Established in 1849, the enchanting Forest Hills Cemetery is the final resting place for hundreds of historical figures and still an active burial site. Open from dawn to dusk, the winding, scenic, paths lead explorers through the 275-acre park and to the grave sites of celebrated Americans such as abolitionist William Lloyd Garrison, suffragist Lucy Stone, poet e. e. cummings, playwright Eugene O’Neil and many others. For a fun art project, bring some paper and charcoal along, to do rubbings of your favorite headstones. It’s also entertaining to pay attention to some of the names out there, fiction writers; you could have just met your future protagonist.
Senior visual media arts major Kasey Hariman particularly enjoys cummings’ grave for this neat quirk-near his headstone is a tree sculpture with books of cummings’ poetry available to read and enjoy. “It’s so cool. There are little ziplock bags with e.e. cummings’ books in there. You can sit on a stump and read,” said Hariman.
Hariman, a Jamaica Plain resident, said he loves the neighborhood.
“It’s totally easy to get there, I’d say 30 minutes max from campus and while you’re there you can stop by the Arnold Arboretum,” Hariman said, “it makes for such a great day.”
Beyond the cool deceased guys the park offers what their Web site refers to as an “open-air museum.” With more than 99,000 people buried there, the graveyard is home to masses of gorgeous historical decor making it a nationally recognized collection of 19th century memorial art. Ornate brass and marble sculpture is scattered throughout the park reminding passersby of the idyllic American forebear: proud, defiant and pioneering.
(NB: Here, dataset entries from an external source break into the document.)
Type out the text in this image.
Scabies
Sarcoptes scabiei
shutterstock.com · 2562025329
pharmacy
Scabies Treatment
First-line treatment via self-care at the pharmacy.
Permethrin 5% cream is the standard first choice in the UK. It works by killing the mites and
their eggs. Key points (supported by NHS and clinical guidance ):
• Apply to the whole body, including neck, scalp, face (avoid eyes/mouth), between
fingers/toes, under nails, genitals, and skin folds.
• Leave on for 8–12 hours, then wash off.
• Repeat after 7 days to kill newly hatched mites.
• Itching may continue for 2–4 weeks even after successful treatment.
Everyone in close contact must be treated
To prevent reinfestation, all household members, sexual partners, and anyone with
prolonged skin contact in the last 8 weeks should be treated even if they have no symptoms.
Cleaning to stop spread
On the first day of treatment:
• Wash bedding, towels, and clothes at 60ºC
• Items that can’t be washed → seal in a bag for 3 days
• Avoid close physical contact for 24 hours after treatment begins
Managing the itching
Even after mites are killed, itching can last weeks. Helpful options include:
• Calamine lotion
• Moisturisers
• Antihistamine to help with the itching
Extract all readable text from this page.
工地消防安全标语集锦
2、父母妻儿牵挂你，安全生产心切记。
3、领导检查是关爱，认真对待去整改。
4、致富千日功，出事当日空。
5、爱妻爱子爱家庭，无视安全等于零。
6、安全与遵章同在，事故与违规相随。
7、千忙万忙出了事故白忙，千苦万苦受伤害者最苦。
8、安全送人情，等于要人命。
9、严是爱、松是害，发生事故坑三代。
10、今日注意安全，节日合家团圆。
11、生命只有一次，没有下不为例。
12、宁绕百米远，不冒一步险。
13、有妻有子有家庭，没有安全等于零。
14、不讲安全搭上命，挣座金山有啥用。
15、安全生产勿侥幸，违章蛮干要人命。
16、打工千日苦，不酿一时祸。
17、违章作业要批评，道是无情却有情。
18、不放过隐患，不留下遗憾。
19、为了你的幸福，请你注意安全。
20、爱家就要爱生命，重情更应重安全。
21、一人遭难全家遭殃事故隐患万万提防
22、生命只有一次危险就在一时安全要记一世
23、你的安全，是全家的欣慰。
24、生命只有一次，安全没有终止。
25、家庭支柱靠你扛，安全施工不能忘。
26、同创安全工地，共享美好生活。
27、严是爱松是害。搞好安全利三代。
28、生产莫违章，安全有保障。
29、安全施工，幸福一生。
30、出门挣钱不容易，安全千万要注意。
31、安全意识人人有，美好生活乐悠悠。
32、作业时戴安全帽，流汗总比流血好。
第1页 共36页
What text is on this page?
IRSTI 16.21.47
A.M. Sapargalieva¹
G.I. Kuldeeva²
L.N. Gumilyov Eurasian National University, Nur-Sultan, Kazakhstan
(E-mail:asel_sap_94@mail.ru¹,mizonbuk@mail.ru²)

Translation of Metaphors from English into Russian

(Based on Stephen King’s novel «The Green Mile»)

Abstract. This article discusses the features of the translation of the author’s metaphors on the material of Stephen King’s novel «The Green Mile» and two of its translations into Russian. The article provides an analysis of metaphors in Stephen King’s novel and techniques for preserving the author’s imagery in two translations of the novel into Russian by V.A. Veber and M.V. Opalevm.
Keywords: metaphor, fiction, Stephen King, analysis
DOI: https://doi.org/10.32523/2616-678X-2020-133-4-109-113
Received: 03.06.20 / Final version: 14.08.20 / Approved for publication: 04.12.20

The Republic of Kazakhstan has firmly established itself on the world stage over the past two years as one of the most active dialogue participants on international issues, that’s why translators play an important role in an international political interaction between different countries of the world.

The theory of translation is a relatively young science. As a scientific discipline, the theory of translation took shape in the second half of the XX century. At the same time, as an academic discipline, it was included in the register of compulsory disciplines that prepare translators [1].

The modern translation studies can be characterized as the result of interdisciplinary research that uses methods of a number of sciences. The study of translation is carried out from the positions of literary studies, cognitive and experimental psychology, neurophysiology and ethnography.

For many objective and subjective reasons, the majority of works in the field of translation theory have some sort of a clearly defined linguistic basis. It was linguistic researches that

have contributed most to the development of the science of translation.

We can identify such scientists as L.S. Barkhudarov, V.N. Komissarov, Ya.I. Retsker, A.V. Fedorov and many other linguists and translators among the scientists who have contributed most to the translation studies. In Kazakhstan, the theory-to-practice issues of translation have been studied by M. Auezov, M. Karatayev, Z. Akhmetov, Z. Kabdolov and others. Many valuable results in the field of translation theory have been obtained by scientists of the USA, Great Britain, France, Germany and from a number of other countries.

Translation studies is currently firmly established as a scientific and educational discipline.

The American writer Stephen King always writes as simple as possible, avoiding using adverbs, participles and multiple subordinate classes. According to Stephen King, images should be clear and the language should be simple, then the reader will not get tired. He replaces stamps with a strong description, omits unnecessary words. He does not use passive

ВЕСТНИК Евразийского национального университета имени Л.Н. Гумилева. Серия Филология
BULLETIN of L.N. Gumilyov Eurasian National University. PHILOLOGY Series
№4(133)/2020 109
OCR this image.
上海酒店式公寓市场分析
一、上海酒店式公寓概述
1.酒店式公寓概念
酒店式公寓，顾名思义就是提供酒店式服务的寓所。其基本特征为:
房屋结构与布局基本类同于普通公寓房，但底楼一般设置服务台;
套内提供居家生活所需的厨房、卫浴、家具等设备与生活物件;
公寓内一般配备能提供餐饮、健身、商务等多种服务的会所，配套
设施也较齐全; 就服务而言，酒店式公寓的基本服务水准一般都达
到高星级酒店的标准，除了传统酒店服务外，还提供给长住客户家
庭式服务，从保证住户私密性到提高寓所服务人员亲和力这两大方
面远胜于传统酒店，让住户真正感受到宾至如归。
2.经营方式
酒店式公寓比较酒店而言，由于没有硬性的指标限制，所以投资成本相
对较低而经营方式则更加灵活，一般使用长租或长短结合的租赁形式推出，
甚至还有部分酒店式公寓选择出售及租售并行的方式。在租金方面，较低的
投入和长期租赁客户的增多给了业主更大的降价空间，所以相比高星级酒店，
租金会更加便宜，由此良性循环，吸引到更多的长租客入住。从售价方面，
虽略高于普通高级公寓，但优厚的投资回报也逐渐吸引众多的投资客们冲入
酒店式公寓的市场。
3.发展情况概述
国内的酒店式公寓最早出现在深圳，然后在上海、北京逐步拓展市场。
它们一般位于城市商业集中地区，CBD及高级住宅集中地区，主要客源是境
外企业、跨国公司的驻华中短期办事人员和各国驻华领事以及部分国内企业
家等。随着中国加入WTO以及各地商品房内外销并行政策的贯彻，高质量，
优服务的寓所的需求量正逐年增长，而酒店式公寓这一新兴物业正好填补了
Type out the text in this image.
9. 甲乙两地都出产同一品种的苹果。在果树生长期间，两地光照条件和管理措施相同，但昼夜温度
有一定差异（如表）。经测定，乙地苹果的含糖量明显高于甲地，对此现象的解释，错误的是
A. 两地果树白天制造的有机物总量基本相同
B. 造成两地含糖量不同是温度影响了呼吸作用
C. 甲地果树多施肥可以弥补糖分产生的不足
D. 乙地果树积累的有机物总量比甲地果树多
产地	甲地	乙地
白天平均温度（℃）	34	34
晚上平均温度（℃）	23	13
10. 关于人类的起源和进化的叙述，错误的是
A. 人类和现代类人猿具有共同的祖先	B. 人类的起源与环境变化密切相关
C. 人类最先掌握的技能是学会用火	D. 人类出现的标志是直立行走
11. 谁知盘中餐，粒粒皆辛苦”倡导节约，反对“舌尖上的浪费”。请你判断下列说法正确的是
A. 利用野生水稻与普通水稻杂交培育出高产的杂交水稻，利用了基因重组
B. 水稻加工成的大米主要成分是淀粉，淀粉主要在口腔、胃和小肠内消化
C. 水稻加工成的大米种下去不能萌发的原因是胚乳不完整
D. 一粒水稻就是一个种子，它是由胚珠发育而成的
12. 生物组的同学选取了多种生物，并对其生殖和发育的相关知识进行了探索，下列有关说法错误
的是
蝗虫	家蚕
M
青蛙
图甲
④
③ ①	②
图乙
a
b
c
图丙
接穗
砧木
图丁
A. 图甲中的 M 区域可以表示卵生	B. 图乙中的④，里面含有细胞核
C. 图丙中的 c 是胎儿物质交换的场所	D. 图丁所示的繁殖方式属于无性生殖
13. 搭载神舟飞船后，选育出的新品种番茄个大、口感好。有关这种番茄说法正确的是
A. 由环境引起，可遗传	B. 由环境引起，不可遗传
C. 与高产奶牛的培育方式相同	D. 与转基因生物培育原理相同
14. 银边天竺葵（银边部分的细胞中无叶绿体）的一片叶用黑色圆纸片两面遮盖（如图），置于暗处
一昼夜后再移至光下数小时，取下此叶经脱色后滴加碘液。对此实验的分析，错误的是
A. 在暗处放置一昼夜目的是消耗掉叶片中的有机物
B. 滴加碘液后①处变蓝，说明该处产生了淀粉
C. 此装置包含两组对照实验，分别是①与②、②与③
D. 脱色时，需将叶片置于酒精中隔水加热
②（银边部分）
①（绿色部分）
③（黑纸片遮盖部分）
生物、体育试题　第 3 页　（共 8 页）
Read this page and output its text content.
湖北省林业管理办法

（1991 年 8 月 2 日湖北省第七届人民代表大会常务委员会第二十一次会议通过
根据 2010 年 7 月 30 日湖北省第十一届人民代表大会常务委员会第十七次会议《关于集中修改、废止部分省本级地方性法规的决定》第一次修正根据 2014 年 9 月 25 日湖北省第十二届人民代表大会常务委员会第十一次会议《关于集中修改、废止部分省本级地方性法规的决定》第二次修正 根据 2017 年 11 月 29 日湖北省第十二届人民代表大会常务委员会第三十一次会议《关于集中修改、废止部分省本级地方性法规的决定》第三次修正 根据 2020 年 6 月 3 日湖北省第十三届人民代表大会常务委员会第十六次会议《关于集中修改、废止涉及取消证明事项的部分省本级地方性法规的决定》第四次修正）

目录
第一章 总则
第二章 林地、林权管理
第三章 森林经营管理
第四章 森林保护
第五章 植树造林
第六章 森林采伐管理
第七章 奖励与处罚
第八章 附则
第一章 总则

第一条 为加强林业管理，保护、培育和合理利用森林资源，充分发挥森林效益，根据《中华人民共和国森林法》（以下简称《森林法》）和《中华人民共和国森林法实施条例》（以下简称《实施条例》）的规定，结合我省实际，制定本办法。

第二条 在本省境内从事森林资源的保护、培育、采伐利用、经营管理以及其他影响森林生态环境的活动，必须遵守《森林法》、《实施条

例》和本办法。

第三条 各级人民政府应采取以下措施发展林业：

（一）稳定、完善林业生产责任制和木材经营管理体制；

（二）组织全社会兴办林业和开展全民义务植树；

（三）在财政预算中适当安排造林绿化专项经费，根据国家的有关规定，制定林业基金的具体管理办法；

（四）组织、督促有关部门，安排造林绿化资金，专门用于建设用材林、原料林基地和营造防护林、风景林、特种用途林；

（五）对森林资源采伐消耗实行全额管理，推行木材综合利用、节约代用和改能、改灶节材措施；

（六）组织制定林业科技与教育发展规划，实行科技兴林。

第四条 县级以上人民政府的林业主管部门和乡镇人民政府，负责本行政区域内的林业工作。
Perhaps even more notable is the contemporary sculpture. Park curators have worked hard to make the cemetery both part of the past and present. The burial ground currently is home to more than 24 works of contemporary sculpture installed throughout the landscape.
“Nightshirts,” a sculpture exhibit by Leslie Wilcox, brings out the ghostly charm of the cemetery. Painted, stainless steel screens are worn as nightgowns by a handful of spruce trees in the exhibit celebrating both the otherworldly and the humorous.
The cemetery is also famous for its annual Lantern Festival. The festival, held each summer, which honors the dead with lanterns in a Buddhist style, draws thousands of locals and tourists to Forest Hills to memorialize. Participants inscribe lanterns with a message to lost loved ones and send them across the lake at sunset. This festival seems to embody the spirit of the Forest Hills Cemetery itself: a place where people and things of the past are celebrated in new creative ways.
Definitely take the time to stop by and visit the main office and get a map-though it might not save you; even with a map the park is difficult to maneuver especially if you plan to visit a specific gravesite or exhibit. Visitors feeling particularly ambitious can buy a self-guided tour book to learn extra fun facts and ease the confusion of the disorganized topography.
The park hosts all kinds of activities including outdoor concerts and guided tours. Also, the Forest Hills Cemetery Chapel is often a venue for poetry readings with local writers.
“It’s interesting-definitely worth going to,” said Hariman. “It’s sort of relaxing but not because you’re always aware of all those dead people around.”
Students sick of stretching their legs on the Common should hop on the orange line and enjoy a new, very much alive, local scene. The Forest Hills Cemetery is the perfect place to take a walk with your friends both dead and alive.